Their experience shows that cutting carbon emissions enough to make a difference in preventing global warming remains a difficult challenge. But the most important takeaway for American skeptics is that the policy basically worked as advertised.

British Columbia’s economy did not collapse. In fact, the provincial economy grew faster than its neighbors’ even as its greenhouse gas emissions declined.

“It performed better on all fronts than I think any of us expected,” said Mary Polak, the province’s environment minister. “To the extent that the people who modeled it predicted this, I’m not sure that those of us on the policy end of it really believed it.”

The tax, which rose from 10 Canadian dollars per ton of carbon dioxide in 2008 to 30 dollars by 2012, the equivalent of about $22.20 in current United States dollars, reduced emissions by 5 to 15 percent with “negligible effects on aggregate economic performance,” according to a study last year by economists at Duke University and the University of Ottawa.
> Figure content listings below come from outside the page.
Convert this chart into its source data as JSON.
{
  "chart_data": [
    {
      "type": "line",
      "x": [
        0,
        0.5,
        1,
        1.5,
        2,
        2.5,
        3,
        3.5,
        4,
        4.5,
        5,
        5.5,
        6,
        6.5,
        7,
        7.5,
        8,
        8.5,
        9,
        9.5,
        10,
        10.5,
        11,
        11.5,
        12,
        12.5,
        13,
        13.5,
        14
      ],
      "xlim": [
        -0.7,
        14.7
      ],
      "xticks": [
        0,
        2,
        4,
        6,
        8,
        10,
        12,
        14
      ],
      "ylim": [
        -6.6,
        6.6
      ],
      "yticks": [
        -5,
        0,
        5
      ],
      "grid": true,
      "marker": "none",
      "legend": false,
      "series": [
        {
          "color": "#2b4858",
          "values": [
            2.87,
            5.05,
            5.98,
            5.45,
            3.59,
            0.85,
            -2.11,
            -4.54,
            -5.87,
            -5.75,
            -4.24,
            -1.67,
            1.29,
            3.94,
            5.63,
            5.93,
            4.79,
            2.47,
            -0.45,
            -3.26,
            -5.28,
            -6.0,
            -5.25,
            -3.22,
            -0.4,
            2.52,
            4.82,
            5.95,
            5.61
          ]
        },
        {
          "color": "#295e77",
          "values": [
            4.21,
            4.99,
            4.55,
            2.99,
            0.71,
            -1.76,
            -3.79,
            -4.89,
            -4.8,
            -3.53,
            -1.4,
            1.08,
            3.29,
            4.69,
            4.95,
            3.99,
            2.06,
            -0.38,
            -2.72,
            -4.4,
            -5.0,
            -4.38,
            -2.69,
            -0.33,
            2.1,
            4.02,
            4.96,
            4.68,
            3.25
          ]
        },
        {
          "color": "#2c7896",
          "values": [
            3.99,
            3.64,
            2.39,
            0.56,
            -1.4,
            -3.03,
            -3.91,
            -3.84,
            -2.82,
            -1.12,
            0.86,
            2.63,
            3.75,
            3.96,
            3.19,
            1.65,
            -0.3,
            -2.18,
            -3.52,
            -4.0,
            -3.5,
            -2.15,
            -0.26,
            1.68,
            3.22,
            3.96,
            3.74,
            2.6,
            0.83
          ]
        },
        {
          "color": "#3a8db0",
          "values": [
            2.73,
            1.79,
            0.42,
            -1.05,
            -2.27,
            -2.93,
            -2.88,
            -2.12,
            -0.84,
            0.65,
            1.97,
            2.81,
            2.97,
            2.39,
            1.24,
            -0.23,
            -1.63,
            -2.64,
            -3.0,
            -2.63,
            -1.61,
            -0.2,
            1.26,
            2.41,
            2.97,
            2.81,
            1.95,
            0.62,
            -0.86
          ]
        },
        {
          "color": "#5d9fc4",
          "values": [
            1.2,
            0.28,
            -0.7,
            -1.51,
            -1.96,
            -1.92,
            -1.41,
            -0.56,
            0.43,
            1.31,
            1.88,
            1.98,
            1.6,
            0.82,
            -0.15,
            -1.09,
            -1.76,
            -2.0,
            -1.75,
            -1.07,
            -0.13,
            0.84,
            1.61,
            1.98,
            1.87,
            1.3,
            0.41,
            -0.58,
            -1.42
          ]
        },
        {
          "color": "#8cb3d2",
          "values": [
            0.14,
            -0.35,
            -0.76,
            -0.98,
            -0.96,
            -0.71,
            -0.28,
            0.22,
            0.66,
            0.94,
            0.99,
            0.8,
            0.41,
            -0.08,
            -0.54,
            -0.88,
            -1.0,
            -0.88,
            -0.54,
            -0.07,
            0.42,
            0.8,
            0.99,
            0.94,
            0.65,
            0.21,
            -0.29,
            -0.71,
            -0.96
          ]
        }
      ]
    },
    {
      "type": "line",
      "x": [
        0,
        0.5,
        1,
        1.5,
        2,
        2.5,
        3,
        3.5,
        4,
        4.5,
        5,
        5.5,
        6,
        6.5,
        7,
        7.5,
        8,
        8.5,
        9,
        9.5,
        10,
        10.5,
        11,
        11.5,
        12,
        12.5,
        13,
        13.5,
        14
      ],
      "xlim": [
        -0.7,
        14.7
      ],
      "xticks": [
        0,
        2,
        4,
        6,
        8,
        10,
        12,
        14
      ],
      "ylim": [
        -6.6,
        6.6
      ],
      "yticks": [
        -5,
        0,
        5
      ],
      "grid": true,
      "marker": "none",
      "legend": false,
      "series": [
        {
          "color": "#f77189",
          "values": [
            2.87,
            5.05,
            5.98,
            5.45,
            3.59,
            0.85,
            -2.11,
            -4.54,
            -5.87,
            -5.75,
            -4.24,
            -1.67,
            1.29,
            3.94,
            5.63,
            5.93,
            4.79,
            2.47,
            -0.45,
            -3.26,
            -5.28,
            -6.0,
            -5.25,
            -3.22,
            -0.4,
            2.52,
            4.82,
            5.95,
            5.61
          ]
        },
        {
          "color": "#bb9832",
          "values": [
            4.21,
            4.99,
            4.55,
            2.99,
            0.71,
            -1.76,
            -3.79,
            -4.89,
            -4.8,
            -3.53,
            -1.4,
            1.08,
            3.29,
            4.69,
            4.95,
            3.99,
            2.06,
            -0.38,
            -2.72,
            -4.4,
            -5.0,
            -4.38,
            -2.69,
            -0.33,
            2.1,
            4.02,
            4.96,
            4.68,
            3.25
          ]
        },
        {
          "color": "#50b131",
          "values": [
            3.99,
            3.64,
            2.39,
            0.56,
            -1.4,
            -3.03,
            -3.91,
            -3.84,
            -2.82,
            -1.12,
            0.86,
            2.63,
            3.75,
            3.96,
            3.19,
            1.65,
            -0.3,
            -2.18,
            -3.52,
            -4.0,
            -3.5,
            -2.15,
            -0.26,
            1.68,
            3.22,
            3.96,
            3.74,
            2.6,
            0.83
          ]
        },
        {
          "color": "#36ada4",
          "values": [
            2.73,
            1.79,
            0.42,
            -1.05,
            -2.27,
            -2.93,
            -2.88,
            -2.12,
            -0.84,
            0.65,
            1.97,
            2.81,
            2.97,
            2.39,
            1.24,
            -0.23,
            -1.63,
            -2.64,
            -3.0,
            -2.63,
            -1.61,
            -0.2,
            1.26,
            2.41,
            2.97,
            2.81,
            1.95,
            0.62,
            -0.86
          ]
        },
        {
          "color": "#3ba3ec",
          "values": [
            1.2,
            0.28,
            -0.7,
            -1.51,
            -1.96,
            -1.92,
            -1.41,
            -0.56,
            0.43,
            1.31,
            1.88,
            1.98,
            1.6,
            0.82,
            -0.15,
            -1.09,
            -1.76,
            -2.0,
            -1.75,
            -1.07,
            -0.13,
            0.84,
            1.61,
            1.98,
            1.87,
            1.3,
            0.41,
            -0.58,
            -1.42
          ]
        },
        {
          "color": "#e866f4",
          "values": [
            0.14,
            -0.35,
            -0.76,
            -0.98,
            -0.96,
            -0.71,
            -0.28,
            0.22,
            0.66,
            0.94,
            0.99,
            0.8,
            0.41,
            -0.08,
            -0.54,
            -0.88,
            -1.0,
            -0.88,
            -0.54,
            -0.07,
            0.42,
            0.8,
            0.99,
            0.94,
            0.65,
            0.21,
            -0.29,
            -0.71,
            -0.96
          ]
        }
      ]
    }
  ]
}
The tax made fuel more expensive: A gallon of gas, for example, costs 19 United States cents more. It encouraged people to drive somewhat less and be more careful about heating and cooling their homes. Businesses invested in energy efficiency measures and switched to less polluting fuels.

Despite the price increases, voters warmed to the tax. Last year only 32 percent of British Columbians opposed the tax, down from 47 percent in 2009.
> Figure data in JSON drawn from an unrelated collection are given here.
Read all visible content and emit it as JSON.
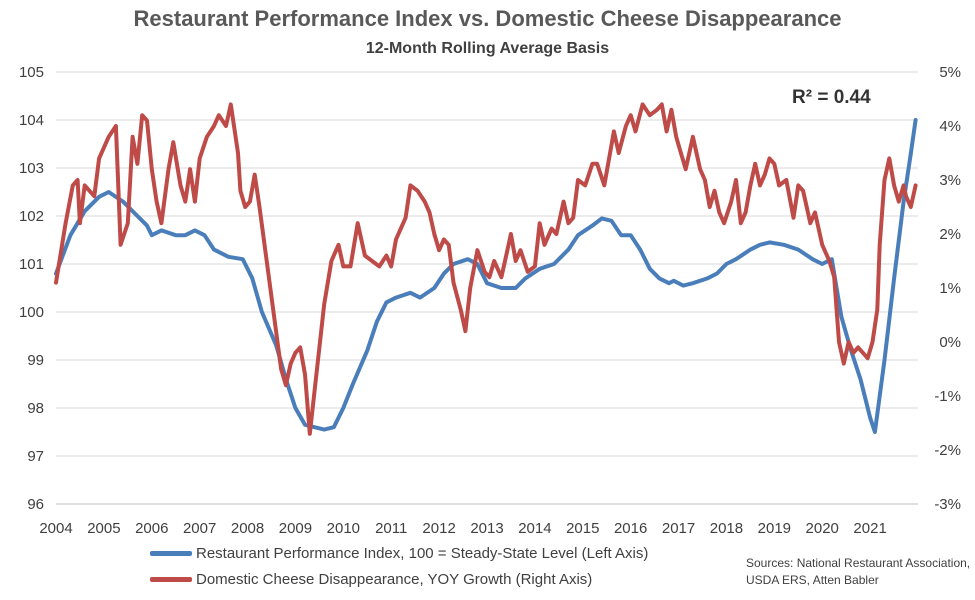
{
  "chart_data": {
    "type": "line",
    "title": "Restaurant Performance Index vs. Domestic Cheese Disappearance",
    "subtitle": "12-Month Rolling Average Basis",
    "annotation": "R² = 0.44",
    "sources": "Sources: National Restaurant Association, USDA ERS, Atten Babler",
    "x_range": [
      2004.0,
      2022.0
    ],
    "x_ticks": [
      "2004",
      "2005",
      "2006",
      "2007",
      "2008",
      "2009",
      "2010",
      "2011",
      "2012",
      "2013",
      "2014",
      "2015",
      "2016",
      "2017",
      "2018",
      "2019",
      "2020",
      "2021"
    ],
    "y_left": {
      "range": [
        96,
        105
      ],
      "ticks": [
        "96",
        "97",
        "98",
        "99",
        "100",
        "101",
        "102",
        "103",
        "104",
        "105"
      ]
    },
    "y_right": {
      "range": [
        -3,
        5
      ],
      "ticks": [
        "-3%",
        "-2%",
        "-1%",
        "0%",
        "1%",
        "2%",
        "3%",
        "4%",
        "5%"
      ]
    },
    "grid": true,
    "legend_position": "bottom",
    "series": [
      {
        "name": "Restaurant Performance Index, 100 = Steady-State Level (Left Axis)",
        "axis": "left",
        "color": "#4a7ebb",
        "points": [
          [
            2004.0,
            100.8
          ],
          [
            2004.3,
            101.6
          ],
          [
            2004.6,
            102.1
          ],
          [
            2004.9,
            102.4
          ],
          [
            2005.1,
            102.5
          ],
          [
            2005.4,
            102.3
          ],
          [
            2005.7,
            102.0
          ],
          [
            2005.9,
            101.8
          ],
          [
            2006.0,
            101.6
          ],
          [
            2006.2,
            101.7
          ],
          [
            2006.5,
            101.6
          ],
          [
            2006.7,
            101.6
          ],
          [
            2006.9,
            101.7
          ],
          [
            2007.1,
            101.6
          ],
          [
            2007.3,
            101.3
          ],
          [
            2007.6,
            101.15
          ],
          [
            2007.9,
            101.1
          ],
          [
            2008.1,
            100.7
          ],
          [
            2008.3,
            100.0
          ],
          [
            2008.6,
            99.3
          ],
          [
            2008.8,
            98.6
          ],
          [
            2009.0,
            98.0
          ],
          [
            2009.2,
            97.65
          ],
          [
            2009.4,
            97.6
          ],
          [
            2009.6,
            97.55
          ],
          [
            2009.8,
            97.6
          ],
          [
            2010.0,
            98.0
          ],
          [
            2010.2,
            98.5
          ],
          [
            2010.5,
            99.2
          ],
          [
            2010.7,
            99.8
          ],
          [
            2010.9,
            100.2
          ],
          [
            2011.1,
            100.3
          ],
          [
            2011.4,
            100.4
          ],
          [
            2011.6,
            100.3
          ],
          [
            2011.9,
            100.5
          ],
          [
            2012.1,
            100.8
          ],
          [
            2012.3,
            101.0
          ],
          [
            2012.6,
            101.1
          ],
          [
            2012.8,
            101.0
          ],
          [
            2013.0,
            100.6
          ],
          [
            2013.3,
            100.5
          ],
          [
            2013.6,
            100.5
          ],
          [
            2013.8,
            100.7
          ],
          [
            2014.1,
            100.9
          ],
          [
            2014.4,
            101.0
          ],
          [
            2014.7,
            101.3
          ],
          [
            2014.9,
            101.6
          ],
          [
            2015.2,
            101.8
          ],
          [
            2015.4,
            101.95
          ],
          [
            2015.6,
            101.9
          ],
          [
            2015.8,
            101.6
          ],
          [
            2016.0,
            101.6
          ],
          [
            2016.2,
            101.3
          ],
          [
            2016.4,
            100.9
          ],
          [
            2016.6,
            100.7
          ],
          [
            2016.8,
            100.6
          ],
          [
            2016.9,
            100.65
          ],
          [
            2017.1,
            100.55
          ],
          [
            2017.3,
            100.6
          ],
          [
            2017.6,
            100.7
          ],
          [
            2017.8,
            100.8
          ],
          [
            2018.0,
            101.0
          ],
          [
            2018.2,
            101.1
          ],
          [
            2018.5,
            101.3
          ],
          [
            2018.7,
            101.4
          ],
          [
            2018.9,
            101.45
          ],
          [
            2019.2,
            101.4
          ],
          [
            2019.5,
            101.3
          ],
          [
            2019.8,
            101.1
          ],
          [
            2020.0,
            101.0
          ],
          [
            2020.2,
            101.1
          ],
          [
            2020.4,
            99.9
          ],
          [
            2020.6,
            99.2
          ],
          [
            2020.8,
            98.6
          ],
          [
            2020.9,
            98.2
          ],
          [
            2021.0,
            97.8
          ],
          [
            2021.1,
            97.5
          ],
          [
            2021.3,
            99.0
          ],
          [
            2021.5,
            100.7
          ],
          [
            2021.7,
            102.3
          ],
          [
            2021.85,
            103.3
          ],
          [
            2021.95,
            104.0
          ]
        ]
      },
      {
        "name": "Domestic Cheese Disappearance, YOY Growth (Right Axis)",
        "axis": "right",
        "color": "#be4b48",
        "points": [
          [
            2004.0,
            1.1
          ],
          [
            2004.2,
            2.2
          ],
          [
            2004.35,
            2.9
          ],
          [
            2004.45,
            3.0
          ],
          [
            2004.5,
            2.2
          ],
          [
            2004.6,
            2.9
          ],
          [
            2004.8,
            2.7
          ],
          [
            2004.9,
            3.4
          ],
          [
            2005.1,
            3.8
          ],
          [
            2005.25,
            4.0
          ],
          [
            2005.35,
            1.8
          ],
          [
            2005.5,
            2.2
          ],
          [
            2005.6,
            3.8
          ],
          [
            2005.7,
            3.3
          ],
          [
            2005.8,
            4.2
          ],
          [
            2005.9,
            4.1
          ],
          [
            2006.0,
            3.2
          ],
          [
            2006.1,
            2.6
          ],
          [
            2006.2,
            2.2
          ],
          [
            2006.35,
            3.2
          ],
          [
            2006.45,
            3.7
          ],
          [
            2006.6,
            2.9
          ],
          [
            2006.7,
            2.6
          ],
          [
            2006.8,
            3.2
          ],
          [
            2006.9,
            2.6
          ],
          [
            2007.0,
            3.4
          ],
          [
            2007.15,
            3.8
          ],
          [
            2007.3,
            4.0
          ],
          [
            2007.4,
            4.2
          ],
          [
            2007.55,
            4.0
          ],
          [
            2007.65,
            4.4
          ],
          [
            2007.7,
            4.1
          ],
          [
            2007.8,
            3.5
          ],
          [
            2007.85,
            2.8
          ],
          [
            2007.95,
            2.5
          ],
          [
            2008.05,
            2.6
          ],
          [
            2008.15,
            3.1
          ],
          [
            2008.25,
            2.5
          ],
          [
            2008.4,
            1.5
          ],
          [
            2008.55,
            0.5
          ],
          [
            2008.7,
            -0.5
          ],
          [
            2008.8,
            -0.8
          ],
          [
            2008.9,
            -0.4
          ],
          [
            2009.0,
            -0.2
          ],
          [
            2009.1,
            -0.1
          ],
          [
            2009.2,
            -0.6
          ],
          [
            2009.3,
            -1.7
          ],
          [
            2009.45,
            -0.5
          ],
          [
            2009.6,
            0.7
          ],
          [
            2009.75,
            1.5
          ],
          [
            2009.9,
            1.8
          ],
          [
            2010.0,
            1.4
          ],
          [
            2010.15,
            1.4
          ],
          [
            2010.3,
            2.2
          ],
          [
            2010.45,
            1.6
          ],
          [
            2010.6,
            1.5
          ],
          [
            2010.75,
            1.4
          ],
          [
            2010.9,
            1.6
          ],
          [
            2011.0,
            1.4
          ],
          [
            2011.1,
            1.9
          ],
          [
            2011.3,
            2.3
          ],
          [
            2011.4,
            2.9
          ],
          [
            2011.55,
            2.8
          ],
          [
            2011.7,
            2.6
          ],
          [
            2011.8,
            2.4
          ],
          [
            2011.9,
            2.0
          ],
          [
            2012.0,
            1.7
          ],
          [
            2012.1,
            1.9
          ],
          [
            2012.2,
            1.8
          ],
          [
            2012.3,
            1.1
          ],
          [
            2012.45,
            0.6
          ],
          [
            2012.55,
            0.2
          ],
          [
            2012.65,
            1.0
          ],
          [
            2012.8,
            1.7
          ],
          [
            2012.95,
            1.3
          ],
          [
            2013.05,
            1.2
          ],
          [
            2013.15,
            1.5
          ],
          [
            2013.3,
            1.2
          ],
          [
            2013.4,
            1.6
          ],
          [
            2013.5,
            2.0
          ],
          [
            2013.6,
            1.5
          ],
          [
            2013.7,
            1.7
          ],
          [
            2013.85,
            1.3
          ],
          [
            2014.0,
            1.4
          ],
          [
            2014.1,
            2.2
          ],
          [
            2014.2,
            1.8
          ],
          [
            2014.35,
            2.1
          ],
          [
            2014.45,
            2.0
          ],
          [
            2014.55,
            2.4
          ],
          [
            2014.6,
            2.6
          ],
          [
            2014.7,
            2.2
          ],
          [
            2014.8,
            2.3
          ],
          [
            2014.9,
            3.0
          ],
          [
            2015.05,
            2.9
          ],
          [
            2015.2,
            3.3
          ],
          [
            2015.3,
            3.3
          ],
          [
            2015.45,
            2.9
          ],
          [
            2015.55,
            3.4
          ],
          [
            2015.65,
            3.9
          ],
          [
            2015.75,
            3.5
          ],
          [
            2015.9,
            4.0
          ],
          [
            2016.0,
            4.2
          ],
          [
            2016.1,
            3.9
          ],
          [
            2016.25,
            4.4
          ],
          [
            2016.4,
            4.2
          ],
          [
            2016.55,
            4.3
          ],
          [
            2016.65,
            4.4
          ],
          [
            2016.75,
            3.9
          ],
          [
            2016.85,
            4.3
          ],
          [
            2016.95,
            3.8
          ],
          [
            2017.05,
            3.5
          ],
          [
            2017.15,
            3.2
          ],
          [
            2017.3,
            3.8
          ],
          [
            2017.45,
            3.2
          ],
          [
            2017.55,
            3.0
          ],
          [
            2017.65,
            2.5
          ],
          [
            2017.75,
            2.8
          ],
          [
            2017.85,
            2.4
          ],
          [
            2017.95,
            2.2
          ],
          [
            2018.1,
            2.6
          ],
          [
            2018.2,
            3.0
          ],
          [
            2018.3,
            2.2
          ],
          [
            2018.4,
            2.4
          ],
          [
            2018.5,
            2.9
          ],
          [
            2018.6,
            3.3
          ],
          [
            2018.7,
            2.9
          ],
          [
            2018.8,
            3.1
          ],
          [
            2018.9,
            3.4
          ],
          [
            2019.0,
            3.3
          ],
          [
            2019.1,
            2.9
          ],
          [
            2019.25,
            3.0
          ],
          [
            2019.4,
            2.3
          ],
          [
            2019.5,
            2.9
          ],
          [
            2019.6,
            2.8
          ],
          [
            2019.75,
            2.2
          ],
          [
            2019.85,
            2.4
          ],
          [
            2019.95,
            2.0
          ],
          [
            2020.0,
            1.8
          ],
          [
            2020.15,
            1.5
          ],
          [
            2020.25,
            1.2
          ],
          [
            2020.35,
            0.0
          ],
          [
            2020.45,
            -0.4
          ],
          [
            2020.55,
            0.0
          ],
          [
            2020.65,
            -0.2
          ],
          [
            2020.75,
            -0.1
          ],
          [
            2020.85,
            -0.2
          ],
          [
            2020.95,
            -0.3
          ],
          [
            2021.05,
            0.0
          ],
          [
            2021.15,
            0.6
          ],
          [
            2021.2,
            1.8
          ],
          [
            2021.3,
            3.0
          ],
          [
            2021.4,
            3.4
          ],
          [
            2021.5,
            2.9
          ],
          [
            2021.6,
            2.6
          ],
          [
            2021.7,
            2.9
          ],
          [
            2021.75,
            2.7
          ],
          [
            2021.85,
            2.5
          ],
          [
            2021.95,
            2.9
          ]
        ]
      }
    ]
  }
}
Perhaps most surprisingly, so did big business. And for good reason. As it turns out, a carbon tax is the most efficient, market-friendly instrument available in the quiver against climate change.

“We were not very happy when it was first announced,” said Jock A. Finlayson, head of policy at the Business Council of British Columbia. Now, “within the business community there is a sizable constituency saying this is O.K.”

Christopher Knittel, an expert on energy economics at the Massachusetts Institute of Technology, said a properly calibrated carbon price in the United States could effectively replace all the climate-related regulations businesses hate so much, including renewable fuel mandates and President Obama’s Clean Power Plan.

That would create a clear incentive for businesses and consumers to use less fuel, invest in efficiency and switch to cleaner energy. The only other necessary action, in Professor Knittel’s view, would be more government support for research and development to accelerate the quest for new energy technologies.
And this part kind of highlights how the NDP blew the implementation in Alberta:

Quote:
Here in British Columbia, however, it wasn’t the efficiency argument alone that won people over. The pioneering legislation provided critical political cover by ensuring every single carbon tax dollar would be returned to families and businesses through a variety of breaks.

That “is the thing that saved us,” said Carole Taylor, the provincial minister of finance at the time the tax was introduced. “If I had said, ‘Give us the carbon tax and trust us,’ I knew it would have been a failure.”

The corporate income tax was cut to 10 percent from 12 percent, to stimulate a flagging economy in 2010. Though it is back to 11 percent, it is still the lowest among Canada’s provinces. The bottom two personal income tax rates were also cut. Low-income families got a tax credit.